Acte de contrition ? Un ancien 1ER Ministre de l’histoire politique récente de la République démocratique du Congo, nous déclarait, un jour, off the record, dans un cadre privé, que s’il disait qu’il ne s’est pas enrichi pendant l’exercice de son mandat, ça serait un gros mensonge. Mais, poursuivit-il, c’est difficile à quiconque de prouver que lui, il s’est enrichi illicitement. Pourquoi ? Tout en reconnaissant qu’il s’est enrichi illicitement, il a fait remarquer que dans notre pays, tout le monde, à quelque niveau que ce soit, sait « jongler » avec les écritures. Non sans remords, cet ancien 1ER Ministre a admis qu’« il y a effectivement un problème de « morale politique » dans la vie publique en RDC, à commencer par les élites au pouvoir. Et d’ajouter : « Tant qu’on ne mettra pas fin au cycle d’antivaleurs, rien ne va changer… Tous ceux qui entreront au gouvernement auront le même comportement, car il règne l’impunité… Tout le monde dira : si on ne l’a pas avec mes prédécesseurs, pourquoi n’agirai-je pas comme eux ? ». Voilà pour l’anecdote. Problème de culture politique ou de probité, le débat ne date pas d’aujourd’hui. Sans vraiment rentrer dans les considérations savantes, et de manière triviale, il faut comprendre la culture comme un ensemble de signes caractéristiques du comportement de quelqu’un (langage, gestes, habillement…) qui le différencient d’une autre personne appartenant à une autre couche sociale que lui. Tandis que la probité, c’est la qualité de quelqu’un qui observe parfaitement les règles morales, qui respecte scrupuleusement ses devoirs, les règlements… Dès lors, on comprend que la culture est avant tout affaire de comportement.

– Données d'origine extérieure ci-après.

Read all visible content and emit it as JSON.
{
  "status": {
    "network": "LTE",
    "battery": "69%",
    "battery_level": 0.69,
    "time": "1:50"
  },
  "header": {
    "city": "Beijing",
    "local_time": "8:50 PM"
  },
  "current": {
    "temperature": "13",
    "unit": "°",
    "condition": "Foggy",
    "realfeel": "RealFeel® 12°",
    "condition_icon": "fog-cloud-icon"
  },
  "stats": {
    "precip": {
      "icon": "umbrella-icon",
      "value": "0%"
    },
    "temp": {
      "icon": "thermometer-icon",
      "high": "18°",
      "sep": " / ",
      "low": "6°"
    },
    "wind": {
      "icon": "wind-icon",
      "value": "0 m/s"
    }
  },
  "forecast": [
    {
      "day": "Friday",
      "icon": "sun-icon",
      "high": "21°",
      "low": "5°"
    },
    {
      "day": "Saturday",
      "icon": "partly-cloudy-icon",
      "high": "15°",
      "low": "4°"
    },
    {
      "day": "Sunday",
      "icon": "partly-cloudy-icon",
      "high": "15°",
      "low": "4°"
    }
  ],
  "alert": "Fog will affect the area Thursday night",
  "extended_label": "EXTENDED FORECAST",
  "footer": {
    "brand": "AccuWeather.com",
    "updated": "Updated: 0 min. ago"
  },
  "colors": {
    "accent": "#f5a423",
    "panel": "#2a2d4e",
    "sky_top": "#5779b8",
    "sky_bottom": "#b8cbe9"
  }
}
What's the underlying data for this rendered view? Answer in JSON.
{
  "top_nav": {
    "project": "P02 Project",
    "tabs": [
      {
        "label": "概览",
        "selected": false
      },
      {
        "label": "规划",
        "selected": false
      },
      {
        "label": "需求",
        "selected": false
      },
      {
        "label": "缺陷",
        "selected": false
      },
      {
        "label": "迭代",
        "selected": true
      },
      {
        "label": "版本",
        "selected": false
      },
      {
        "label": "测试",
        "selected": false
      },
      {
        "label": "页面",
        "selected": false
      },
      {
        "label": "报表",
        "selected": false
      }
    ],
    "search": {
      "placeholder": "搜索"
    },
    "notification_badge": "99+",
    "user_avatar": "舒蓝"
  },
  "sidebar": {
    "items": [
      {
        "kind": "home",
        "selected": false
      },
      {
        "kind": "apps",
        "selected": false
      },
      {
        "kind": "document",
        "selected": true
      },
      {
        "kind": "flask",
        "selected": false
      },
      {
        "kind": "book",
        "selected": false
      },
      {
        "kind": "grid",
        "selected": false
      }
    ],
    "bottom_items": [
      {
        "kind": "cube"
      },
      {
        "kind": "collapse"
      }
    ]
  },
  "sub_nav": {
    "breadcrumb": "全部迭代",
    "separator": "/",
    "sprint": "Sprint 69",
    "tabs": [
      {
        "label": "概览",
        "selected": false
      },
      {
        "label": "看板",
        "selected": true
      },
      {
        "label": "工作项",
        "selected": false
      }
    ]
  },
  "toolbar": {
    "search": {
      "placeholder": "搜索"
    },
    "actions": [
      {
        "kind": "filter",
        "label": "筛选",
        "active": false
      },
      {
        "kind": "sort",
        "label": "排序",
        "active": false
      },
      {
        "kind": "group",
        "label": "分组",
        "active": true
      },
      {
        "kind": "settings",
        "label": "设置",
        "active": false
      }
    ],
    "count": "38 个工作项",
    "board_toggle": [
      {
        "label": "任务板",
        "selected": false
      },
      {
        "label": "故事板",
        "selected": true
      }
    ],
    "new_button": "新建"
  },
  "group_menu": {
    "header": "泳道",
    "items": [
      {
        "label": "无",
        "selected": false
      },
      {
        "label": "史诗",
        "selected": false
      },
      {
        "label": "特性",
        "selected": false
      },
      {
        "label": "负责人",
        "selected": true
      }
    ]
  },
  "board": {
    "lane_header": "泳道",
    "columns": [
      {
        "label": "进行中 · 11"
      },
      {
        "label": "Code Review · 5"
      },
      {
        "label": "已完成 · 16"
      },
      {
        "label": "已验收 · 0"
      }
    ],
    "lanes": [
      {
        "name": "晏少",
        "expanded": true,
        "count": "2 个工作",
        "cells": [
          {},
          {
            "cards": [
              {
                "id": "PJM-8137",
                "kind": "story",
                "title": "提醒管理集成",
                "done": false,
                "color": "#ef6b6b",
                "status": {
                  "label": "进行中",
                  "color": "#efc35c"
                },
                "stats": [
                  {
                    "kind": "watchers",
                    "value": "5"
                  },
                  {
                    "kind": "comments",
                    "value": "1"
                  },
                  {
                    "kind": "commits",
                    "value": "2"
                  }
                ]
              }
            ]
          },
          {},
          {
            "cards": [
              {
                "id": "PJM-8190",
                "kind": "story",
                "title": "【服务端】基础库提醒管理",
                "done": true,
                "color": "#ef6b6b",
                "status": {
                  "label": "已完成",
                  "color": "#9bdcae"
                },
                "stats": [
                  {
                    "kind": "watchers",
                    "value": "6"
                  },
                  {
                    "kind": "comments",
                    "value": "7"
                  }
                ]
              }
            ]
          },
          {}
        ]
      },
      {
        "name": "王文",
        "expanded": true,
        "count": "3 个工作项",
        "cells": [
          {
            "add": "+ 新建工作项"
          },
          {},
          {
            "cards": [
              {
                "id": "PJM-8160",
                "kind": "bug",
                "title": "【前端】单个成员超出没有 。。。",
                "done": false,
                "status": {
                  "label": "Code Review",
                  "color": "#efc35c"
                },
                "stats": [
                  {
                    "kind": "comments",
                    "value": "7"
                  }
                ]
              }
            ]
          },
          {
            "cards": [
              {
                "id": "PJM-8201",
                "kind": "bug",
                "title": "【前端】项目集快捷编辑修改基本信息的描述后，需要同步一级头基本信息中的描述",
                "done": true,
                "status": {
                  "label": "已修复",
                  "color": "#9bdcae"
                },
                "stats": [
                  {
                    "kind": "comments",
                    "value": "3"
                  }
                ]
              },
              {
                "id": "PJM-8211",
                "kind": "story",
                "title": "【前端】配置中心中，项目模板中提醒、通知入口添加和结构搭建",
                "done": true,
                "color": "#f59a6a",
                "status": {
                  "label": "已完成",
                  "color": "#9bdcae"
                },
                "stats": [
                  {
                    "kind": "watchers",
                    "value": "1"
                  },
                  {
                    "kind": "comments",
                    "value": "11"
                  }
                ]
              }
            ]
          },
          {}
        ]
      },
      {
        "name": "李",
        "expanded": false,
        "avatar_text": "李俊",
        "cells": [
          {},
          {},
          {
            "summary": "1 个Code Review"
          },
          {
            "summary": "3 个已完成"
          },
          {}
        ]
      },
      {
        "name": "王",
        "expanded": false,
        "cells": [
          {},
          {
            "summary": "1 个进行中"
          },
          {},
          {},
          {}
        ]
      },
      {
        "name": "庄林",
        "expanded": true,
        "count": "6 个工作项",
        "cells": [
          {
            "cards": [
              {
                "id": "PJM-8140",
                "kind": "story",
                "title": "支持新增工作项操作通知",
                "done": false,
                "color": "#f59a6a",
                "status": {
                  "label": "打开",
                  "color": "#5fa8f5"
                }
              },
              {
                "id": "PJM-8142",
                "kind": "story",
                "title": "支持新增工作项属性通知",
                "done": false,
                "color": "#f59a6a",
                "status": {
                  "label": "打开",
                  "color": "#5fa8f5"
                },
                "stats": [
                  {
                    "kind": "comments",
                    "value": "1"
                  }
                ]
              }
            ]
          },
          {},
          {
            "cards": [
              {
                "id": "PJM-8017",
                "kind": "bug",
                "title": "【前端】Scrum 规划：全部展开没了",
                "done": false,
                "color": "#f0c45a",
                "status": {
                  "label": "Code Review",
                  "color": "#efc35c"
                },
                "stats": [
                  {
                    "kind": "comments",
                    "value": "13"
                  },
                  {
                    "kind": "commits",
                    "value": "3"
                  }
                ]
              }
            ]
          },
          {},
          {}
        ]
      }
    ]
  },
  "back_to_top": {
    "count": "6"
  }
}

La culture de la démocratie
Et sans vraiment prendre le risque d’être contredit, la vie publique en RDC est fortement marquée par les antivaleurs, notamment la corruption. À plusieurs reprises, les évêques catholiques, toujours eux, sont montés au créneau pour fustiger la dérive morale de la société congolaise en générale, au point de recommander qu’on décrétât une année de lutte anti-corruption. Les évêques catholiques appellent constamment à un type de Congolais nouveau. Comment se sortir alors du « mal congolais » ? Sous le parti-État (20 mai 1967-17 mai 1997), la corruption a été érigée en principe de gestion. « Voler » l’argent public était devenu un sport national, une pratique courante et normale.
À propos du détournement des deniers publics, le président Mobutu Sese Seko, lui-même, eut cette phrase lapidaire lors d’un meeting populaire à la « Cité historique de Kinkole » : « Yiba moke, tika ndambo » (traduisez : il ne faut pas vider toute la caisse de l’État). Et dire que la devise du part-État, le Mouvement populaire de la révolution (MPR), était : servir et non se servir. La suite, on la connaît : tous les dignitaires du régime étaient les fossoyeurs des finances publiques et de l’économie.
Pendant plus de trois décennies, la vie publique a été réglée ainsi : se servir une fois qu’on est au pouvoir comme on se sert sur la bête abattue à la chasse. Tout ou presque était toléré pourvu qu’on ne touche pas à la personne du « Président-Fondateur ».
Pour la majorité des Congolais, l’avènement de la démocratie en 1990 était synonyme de « changement » intégral, surtout de mœurs politiques. L’avènement de l’Alliance des forces démocratiques pour la libération du Congo (AFDL) sous la houlette de Laurent-Désiré Kabila, en mai 1997, avait suscité beaucoup d’espoirs dans la conscience des Congolais. À travers le débat national, par médias interposés, on sent que la majorité des Congolais veulent vivre réellement dans un État de droit et participer de l’exercice de la démocratie. Qui présuppose justice et transparence.
Mais ils ont aujourd’hui le sentiment que la classe politique congolaise a déçu leurs attentes démocratiques. La crise congolaise est avant tout une crise de morale (nivellement vers le bas) qui incombe à l’élite au pouvoir depuis 1960.
Le comportement des élites semble désormais être dicté par « la légèreté » et « l’opportunisme ». Elles ne s’identifient plus à une idéologique politique. Peu importe, il faut s’enrichir vite au détriment de la majorité et la politique devient la voie royale. Pour les élites au pouvoir, seul leur intérêt personnel compte.